Sugar is everywhere. You can find it in more obvious places — cake, cookies, donuts — but it also lurks insidiously in foods we often consider to be “healthy”: protein bars, flavored water, agave-sweetened pale desserts. Whether you are aware of your sugar intake or not, almost all American’s intake up to two times the recommended daily dose, the effects it’s having on your body, and even your brain, may be more detrimental than you realize.
Sugar has recently been thrown into the spotlight with the release of the new Dietary Guidelines, a health publication but out by the government only every five years. The most striking change in this is the new recommended daily dose of sugar — 12 teaspoons a day — a whopping 10 teaspoons less than the 22 consumed on average by Americans.
We know most of the classic effects of sugar on the body but what most don’t realize is that sugar is not only affecting your body but also your brain.
There is evidence to suggest that sugar reduces neuronal and behavioral plasticity that is associated with a brain derived neurotropic factor (BDNF).
BDNFs are associated with long-term memory, and change in the production of these factors can potentially interfere with learning.

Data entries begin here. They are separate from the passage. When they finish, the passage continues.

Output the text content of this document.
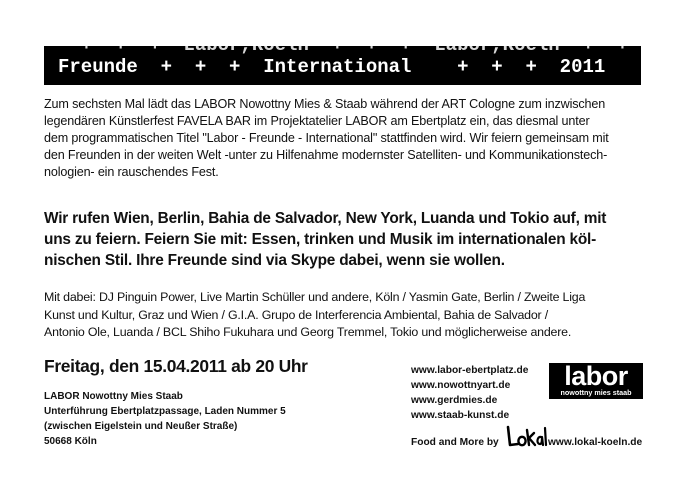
+  +  +  Labor,Koeln  +  +  +  Labor,Koeln  +  +
Freunde  +  +  +  International    +  +  +  2011

Zum sechsten Mal lädt das LABOR Nowottny Mies & Staab während der ART Cologne zum inzwischen
legendären Künstlerfest FAVELA BAR im Projektatelier LABOR am Ebertplatz ein, das diesmal unter
dem programmatischen Titel "Labor - Freunde - International" stattfinden wird. Wir feiern gemeinsam mit
den Freunden in der weiten Welt -unter zu Hilfenahme modernster Satelliten- und Kommunikationstech-
nologien- ein rauschendes Fest.

Wir rufen Wien, Berlin, Bahia de Salvador, New York, Luanda und Tokio auf, mit
uns zu feiern. Feiern Sie mit: Essen, trinken und Musik im internationalen köl-
nischen Stil. Ihre Freunde sind via Skype dabei, wenn sie wollen.

Mit dabei: DJ Pinguin Power, Live Martin Schüller und andere, Köln / Yasmin Gate, Berlin / Zweite Liga
Kunst und Kultur, Graz und Wien / G.I.A. Grupo de Interferencia Ambiental, Bahia de Salvador /
Antonio Ole, Luanda / BCL Shiho Fukuhara und Georg Tremmel, Tokio und möglicherweise andere.

Freitag, den 15.04.2011 ab 20 Uhr

LABOR Nowottny Mies Staab
Unterführung Ebertplatzpassage, Laden Nummer 5
(zwischen Eigelstein und Neußer Straße)
50668 Köln
www.labor-ebertplatz.de
www.nowottnyart.de
www.gerdmies.de
www.staab-kunst.de
labor
nowottny mies staab
Food and More by	www.lokal-koeln.de
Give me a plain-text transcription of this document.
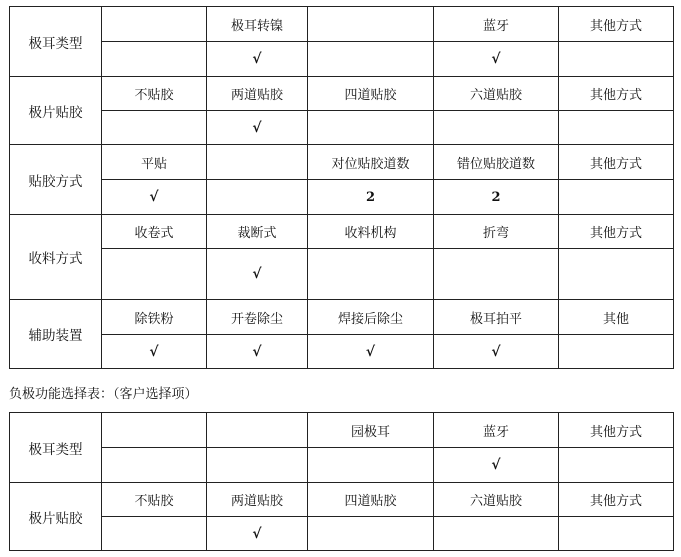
极耳类型		极耳转镍		蓝牙	其他方式
		√		√	
极片贴胶	不贴胶	两道贴胶	四道贴胶	六道贴胶	其他方式
		√			
贴胶方式	平贴		对位贴胶道数	错位贴胶道数	其他方式
	√		2	2	
收料方式	收卷式	裁断式	收料机构	折弯	其他方式
		√			
辅助装置	除铁粉	开卷除尘	焊接后除尘	极耳拍平	其他
	√	√	√	√	
负极功能选择表：（客户选择项）
极耳类型			园极耳	蓝牙	其他方式
				√	
极片贴胶	不贴胶	两道贴胶	四道贴胶	六道贴胶	其他方式
		√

Diabetics and pre-diabetics, those who have an impaired glucose metabolism, show particularly low levels of BDNFs.
The reason your sugar habit is so hard to kick also has to do with the brain. The processing of “sweet” by the brain activates its reward system, essentially sending signals to “do that again.” The same reward system is also triggered in cases of drug use, sexual activity and social interactions.
The next time you take a bite of cake or a spoonful of ice cream, dopamine will be released in your brain. The neurotransmitter dopamine is what activates the pleasure centers of the brain. All of this evidence points to the fact that sugar consumption can take on the same neurochemical form of addiction.
Not only can this affect your brain function but the addictive nature of eating sugar can be what leads to it having harmful effects on the rest of your body—it is hard to stop eating.
While it is probably impossible for us to escape sugar entirely, there are ways to cut back that can help break the addiction. Some even claim giving up sugar can change the brain, improving sleep, focus, clarity, memory and reducing cravings.
While there are yet to be reliable studies testing the brain off sugar, it is not unlikely that quitting the sweet stuff will help you in a number of ways.